Some companies, like Citigroup, have extended full-time offers to the interns who had to go digital. But for the rest of the talent crop, the online application process is extremely competitive. 

On June 15, Goldman Sachs posted several openings for its “early careers” recruiting program, which aims to hire people with three to six months of work experience, on LinkedIn. Each role has had hundreds of applicants, LinkedIn shows. The New York City–based investing openings have had 5,000. 

Even the smaller firms are experiencing an influx of applicants. Brad Alford, founder of search consulting firm Alpha Capital Management, says he posted an entry-level job listing on LinkedIn for someone with zero to three years of experience in the field. In four days the Atlanta-based firm received 900 applications. 

“It’s a great time to hire in the investment field,” Alford says, adding that the firm normally would have gotten about 100 responses. Alpha Capital’s leaders settled on one of the first 50 applicants without meeting her in person. They interviewed her over Zoom and hired her soon after. 

For the remaining 899 candidates, experts have a few tips.

Prince suggests taking certification exams like the Financial Industry Regulatory Authority’s securities industry essentials exam, which costs $75 and doesn’t require a firm’s sponsorship. According to Prince, adding the word “Finra” to their résumés has given an immediate boost to the students he works with.

“I’ve had multiple conversations with young people who have taken this advice and are now getting calls back,” Prince says. “It’s a no-brainer.” The CFA Institute also offers a free program called the CFA Foundation Certificate, another easy addition to a résumé. “Employers will all understand and respect a student for taking the initiative to educate themselves right now,” Prince says.

Holden recommends being open to any career where “you learn and can get paid.” She suggests absorbing as much as possible at the first job and using that knowledge to plan for long-term growth.

“Your starter job is never perfect,” she adds. “All you have to do is take care of yourself in this moment and commit to learning in the long term.”

Kirlin’s friends who landed at internet advertising agencies have since grown their careers — and earning power — significantly, despite not entering a traditional field. “You have to go into an industry where there’s growth,” Kirlin says. “You can be a rock star in a shrinking industry, and you’re really going to struggle because your whole world is constantly sinking.
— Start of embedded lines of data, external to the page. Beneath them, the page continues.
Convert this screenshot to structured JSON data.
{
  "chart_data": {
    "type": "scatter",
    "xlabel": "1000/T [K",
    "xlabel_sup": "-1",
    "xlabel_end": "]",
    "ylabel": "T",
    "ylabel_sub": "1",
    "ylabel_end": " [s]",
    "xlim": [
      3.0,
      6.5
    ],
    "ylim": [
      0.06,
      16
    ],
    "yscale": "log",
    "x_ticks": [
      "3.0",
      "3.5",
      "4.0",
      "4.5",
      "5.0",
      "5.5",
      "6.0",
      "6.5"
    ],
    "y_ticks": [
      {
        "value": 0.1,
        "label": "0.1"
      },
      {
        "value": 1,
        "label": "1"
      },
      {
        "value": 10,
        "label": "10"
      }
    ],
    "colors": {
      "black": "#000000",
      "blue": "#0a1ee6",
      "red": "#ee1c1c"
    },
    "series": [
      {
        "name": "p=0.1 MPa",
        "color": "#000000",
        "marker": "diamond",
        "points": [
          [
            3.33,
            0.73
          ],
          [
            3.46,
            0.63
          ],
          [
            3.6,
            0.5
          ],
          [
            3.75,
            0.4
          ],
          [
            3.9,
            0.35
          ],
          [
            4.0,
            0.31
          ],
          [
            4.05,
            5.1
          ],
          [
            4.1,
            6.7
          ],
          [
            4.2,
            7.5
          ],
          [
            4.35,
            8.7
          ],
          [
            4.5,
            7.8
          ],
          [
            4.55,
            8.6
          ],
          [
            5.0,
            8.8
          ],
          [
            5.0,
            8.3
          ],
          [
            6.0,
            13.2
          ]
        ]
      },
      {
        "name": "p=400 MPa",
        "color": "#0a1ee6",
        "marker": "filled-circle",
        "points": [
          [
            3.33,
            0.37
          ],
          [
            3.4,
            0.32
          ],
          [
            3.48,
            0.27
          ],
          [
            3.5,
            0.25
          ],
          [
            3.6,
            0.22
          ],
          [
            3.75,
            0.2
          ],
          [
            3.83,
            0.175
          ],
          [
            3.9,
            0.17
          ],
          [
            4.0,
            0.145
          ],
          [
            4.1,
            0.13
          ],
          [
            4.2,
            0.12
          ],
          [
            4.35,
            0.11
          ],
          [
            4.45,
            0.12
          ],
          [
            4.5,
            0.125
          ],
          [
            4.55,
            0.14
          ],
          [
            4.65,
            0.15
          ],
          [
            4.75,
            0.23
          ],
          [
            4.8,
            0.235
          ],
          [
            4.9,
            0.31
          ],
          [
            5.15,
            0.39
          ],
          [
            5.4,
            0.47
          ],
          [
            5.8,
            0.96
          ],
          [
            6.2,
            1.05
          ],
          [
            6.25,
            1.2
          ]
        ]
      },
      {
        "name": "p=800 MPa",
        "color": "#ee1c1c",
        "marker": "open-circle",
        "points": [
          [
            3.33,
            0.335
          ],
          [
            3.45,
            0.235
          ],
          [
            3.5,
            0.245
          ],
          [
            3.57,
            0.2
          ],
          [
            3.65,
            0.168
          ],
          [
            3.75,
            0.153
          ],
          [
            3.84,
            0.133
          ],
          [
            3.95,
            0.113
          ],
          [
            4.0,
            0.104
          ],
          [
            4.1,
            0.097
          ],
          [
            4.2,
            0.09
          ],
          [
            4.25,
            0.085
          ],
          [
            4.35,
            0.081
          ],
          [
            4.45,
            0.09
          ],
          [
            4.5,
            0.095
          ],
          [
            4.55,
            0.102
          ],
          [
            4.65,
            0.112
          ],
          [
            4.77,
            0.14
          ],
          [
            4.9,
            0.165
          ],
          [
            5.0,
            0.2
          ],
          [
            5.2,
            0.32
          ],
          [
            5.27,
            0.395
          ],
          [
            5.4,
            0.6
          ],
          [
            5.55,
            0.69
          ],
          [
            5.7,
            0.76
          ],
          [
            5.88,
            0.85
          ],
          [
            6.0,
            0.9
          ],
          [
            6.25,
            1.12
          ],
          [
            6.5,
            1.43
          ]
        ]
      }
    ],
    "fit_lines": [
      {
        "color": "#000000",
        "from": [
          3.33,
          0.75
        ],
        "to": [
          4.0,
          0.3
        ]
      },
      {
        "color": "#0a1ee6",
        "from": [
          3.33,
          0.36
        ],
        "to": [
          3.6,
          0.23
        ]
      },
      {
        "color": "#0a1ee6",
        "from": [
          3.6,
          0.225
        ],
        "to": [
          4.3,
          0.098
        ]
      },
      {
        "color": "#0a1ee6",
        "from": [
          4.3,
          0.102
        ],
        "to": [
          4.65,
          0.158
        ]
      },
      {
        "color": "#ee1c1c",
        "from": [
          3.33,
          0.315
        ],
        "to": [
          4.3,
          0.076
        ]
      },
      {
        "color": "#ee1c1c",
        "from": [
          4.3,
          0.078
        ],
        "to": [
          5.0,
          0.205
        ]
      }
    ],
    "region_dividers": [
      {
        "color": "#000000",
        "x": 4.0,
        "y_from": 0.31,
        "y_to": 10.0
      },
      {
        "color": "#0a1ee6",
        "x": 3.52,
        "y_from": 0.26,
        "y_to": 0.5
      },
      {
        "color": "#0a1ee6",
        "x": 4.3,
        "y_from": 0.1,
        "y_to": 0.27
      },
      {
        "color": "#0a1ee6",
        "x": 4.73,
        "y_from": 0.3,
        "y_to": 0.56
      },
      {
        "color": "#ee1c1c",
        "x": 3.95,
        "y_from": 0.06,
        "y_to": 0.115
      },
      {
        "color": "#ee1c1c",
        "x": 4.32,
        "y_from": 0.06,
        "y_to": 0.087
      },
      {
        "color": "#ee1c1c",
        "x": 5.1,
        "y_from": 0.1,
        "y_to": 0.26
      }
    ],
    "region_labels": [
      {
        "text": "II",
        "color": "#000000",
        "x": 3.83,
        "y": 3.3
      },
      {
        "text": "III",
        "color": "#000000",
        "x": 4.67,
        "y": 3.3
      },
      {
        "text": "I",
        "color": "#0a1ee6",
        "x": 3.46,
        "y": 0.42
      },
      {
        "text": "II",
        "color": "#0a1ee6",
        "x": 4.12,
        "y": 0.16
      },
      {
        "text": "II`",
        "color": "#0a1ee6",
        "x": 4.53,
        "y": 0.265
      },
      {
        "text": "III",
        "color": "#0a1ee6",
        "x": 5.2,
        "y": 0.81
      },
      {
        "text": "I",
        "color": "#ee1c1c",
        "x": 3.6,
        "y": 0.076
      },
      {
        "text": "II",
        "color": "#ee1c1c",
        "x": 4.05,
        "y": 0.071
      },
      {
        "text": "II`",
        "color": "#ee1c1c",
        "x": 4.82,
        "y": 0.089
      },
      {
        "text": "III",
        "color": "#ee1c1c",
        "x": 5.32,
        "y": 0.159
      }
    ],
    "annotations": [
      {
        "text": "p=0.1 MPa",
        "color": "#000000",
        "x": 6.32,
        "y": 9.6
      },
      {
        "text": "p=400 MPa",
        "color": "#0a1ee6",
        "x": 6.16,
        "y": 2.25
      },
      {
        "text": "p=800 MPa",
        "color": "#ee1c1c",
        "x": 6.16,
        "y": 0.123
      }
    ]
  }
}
If you go work in a growing industry, you can be totally mediocre.”

Ortel recommends tapping into online networks to make connections. 

“When I was entering the workforce, fintwit” — finance Twitter —  “was not something chief investment officers were hanging out on,” she says. That has changed. A good friend of Ortel’s was able to land a “fantastic” investing job through Twitter connections.

“The sort of grab-and-grin networking venue is not available now, but you’re just as able to make thirsty posts on LinkedIn,” Ortel notes. “Those venues are still just as available to everyone as they were before.” 

And for those who get lucky, elder millennials suggest exercising tact. 

Kirlin, for example, was an anomaly in getting an offer; his four roommates didn’t have jobs lined up when they graduated. “That was very normal,” Kirlin says. “It just set a really weird tone because even if you had a job, you couldn’t be happy about it because everyone else was really bummed.”